Minister of War and Navy
- In office 23 December 1910 – 11 January 1911
- President: Ramón Barros Luco
- Preceded by: Carlos Larraín Claro
- Succeeded by: Ramón León Luco

Personal details
- Born: 7 February 1859 Talca, Chile
- Died: 5 June 1924 (aged 65) Arica, Chile
- Education: University of Chile (LL.B)
- Parent(s): Joaquín Pinto Benavente Joaquina Concha
- Allegiance: Chile
- Branch: Chilean Army
- Rank: Division General
- Conflicts: War of the Pacific 1891 Chilean Civil War

= Arístides Pinto =

Chilean Army general and politician (1859–1924)

Arístides Pinto Concha (7 February 1859 – 5 June 1924) was a Chilean Army general, lawyer and politician who served as Inspector General of the Army from 1921 to 1922 and as Minister of War and Navy under President Ramón Barros Luco.

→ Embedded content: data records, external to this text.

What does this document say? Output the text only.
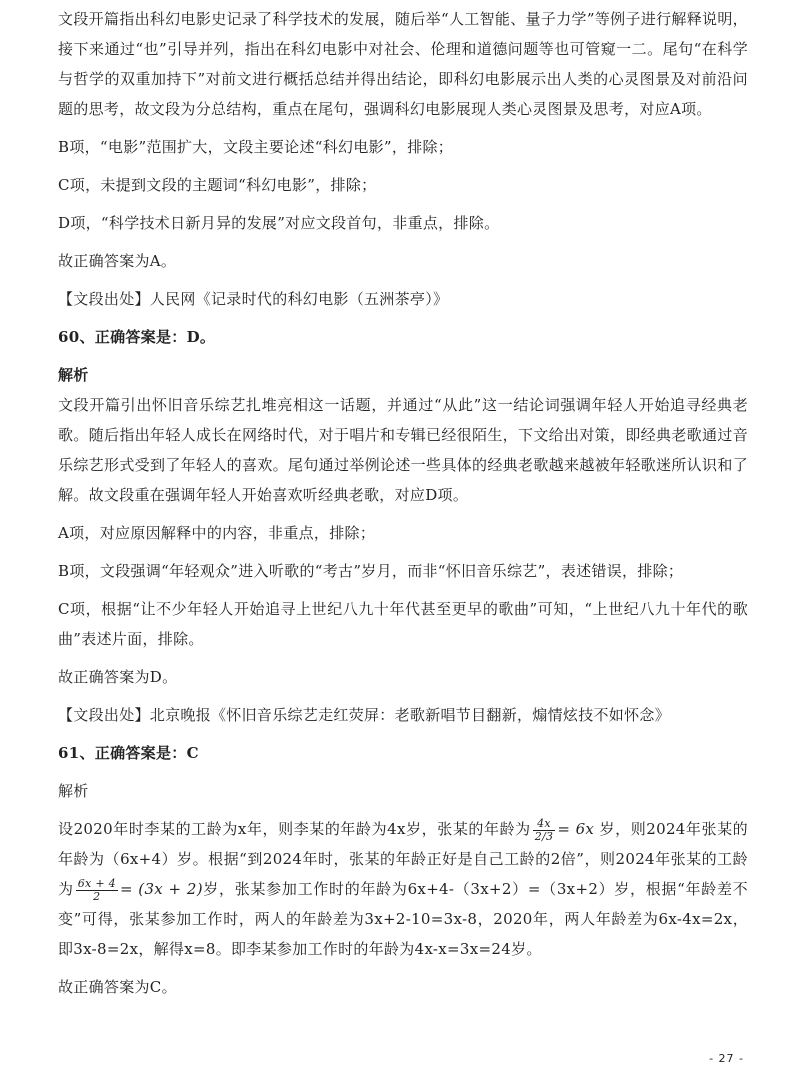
文段开篇指出科幻电影史记录了科学技术的发展，随后举“人工智能、量子力学”等例子进行解释说明，接下来通过“也”引导并列，指出在科幻电影中对社会、伦理和道德问题等也可管窥一二。尾句“在科学与哲学的双重加持下”对前文进行概括总结并得出结论，即科幻电影展示出人类的心灵图景及对前沿问题的思考，故文段为分总结构，重点在尾句，强调科幻电影展现人类心灵图景及思考，对应A项。

B项，“电影”范围扩大，文段主要论述“科幻电影”，排除；

C项，未提到文段的主题词“科幻电影”，排除；

D项，“科学技术日新月异的发展”对应文段首句，非重点，排除。

故正确答案为A。

【文段出处】人民网《记录时代的科幻电影（五洲茶亭）》

60、正确答案是：D。

解析

文段开篇引出怀旧音乐综艺扎堆亮相这一话题，并通过“从此”这一结论词强调年轻人开始追寻经典老歌。随后指出年轻人成长在网络时代，对于唱片和专辑已经很陌生，下文给出对策，即经典老歌通过音乐综艺形式受到了年轻人的喜欢。尾句通过举例论述一些具体的经典老歌越来越被年轻歌迷所认识和了解。故文段重在强调年轻人开始喜欢听经典老歌，对应D项。

A项，对应原因解释中的内容，非重点，排除；

B项，文段强调“年轻观众”进入听歌的“考古”岁月，而非“怀旧音乐综艺”，表述错误，排除；

C项，根据“让不少年轻人开始追寻上世纪八九十年代甚至更早的歌曲”可知，“上世纪八九十年代的歌曲”表述片面，排除。

故正确答案为D。

【文段出处】北京晚报《怀旧音乐综艺走红荧屏：老歌新唱节目翻新，煽情炫技不如怀念》

61、正确答案是：C

解析

设2020年时李某的工龄为x年，则李某的年龄为4x岁，张某的年龄为 $\frac{4x}{2/3} = 6x$ 岁，则2024年张某的年龄为（6x+4）岁。根据“到2024年时，张某的年龄正好是自己工龄的2倍”，则2024年张某的工龄为 $\frac{6x + 4}{2} = (3x + 2)$岁，张某参加工作时的年龄为6x+4-（3x+2）=（3x+2）岁，根据“年龄差不变”可得，张某参加工作时，两人的年龄差为3x+2-10=3x-8，2020年，两人年龄差为6x-4x=2x，即3x-8=2x，解得x=8。即李某参加工作时的年龄为4x-x=3x=24岁。

故正确答案为C。

- 27 -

During his military career, Pinto participated in the War of the Pacific and the 1891 Chilean Civil War. He also held senior positions in the Chilean Army and was involved in the early development of military aviation in Chile.

==Early life==
Pinto was born in Talca on 7 February 1859 to Joaquín Manuel Pinto Benavente and Joaquina Concha Antúnez. Through his father, he was a great-grandnephew of Chilean president Francisco Antonio Pinto.

He joined the Chilean Army as a second lieutenant and served in the Carampangue and Esmeralda regiments. During the War of the Pacific, Pinto participated in the Tacna and Arica campaign and the Lima campaign, including the Battle of Tacna on 26 May 1880.

In 1881, Pinto left the Army to study law at the University of Chile, where he qualified as a lawyer. He returned to military service with the rank of captain in 1888 and subsequently taught at the Army's Escuela de Clases.

During the 1891 Chilean Civil War, Pinto commanded the Esmeralda Regiment. He later became an instructor at the Army War Academy and served as a military attaché in Germany and Italy.

==Military and political career==
Between 1902 and 1904, Pinto accompanied General Emil Körner to Germany as secretary of a Chilean military mission responsible for the acquisition of military equipment. In 1906, he was appointed chief of the Army General Staff.

On 19 March 1909, Pinto was appointed inspector of the Army's educational establishments. He was promoted to brigadier general on 4 May 1910.

President Ramón Barros Luco appointed Pinto Minister of War and Navy on 23 December 1910. He remained in office until 11 January 1911.

Pinto also travelled to Europe as president of a military commission established to supervise the manufacture of military equipment for the Chilean Army. On 15 January 1913, he was promoted to division general. The following month, he was appointed inspector of the Military Aviation Service while retaining his position on the Army General Staff. In this capacity, he was involved in the institutional development of military aviation in Chile.

In 1918, Pinto was sent on a military commission to Japan. He became commander general of arms of Santiago in 1920 and was appointed Inspector General of the Army on 26 April 1921.

Pinto remained Inspector General until 13 February 1922, when he retired from the Army upon reaching retirement age. He was succeeded by General Luis Altamirano.

Pinto died in Arica on 5 June 1924, aged 65.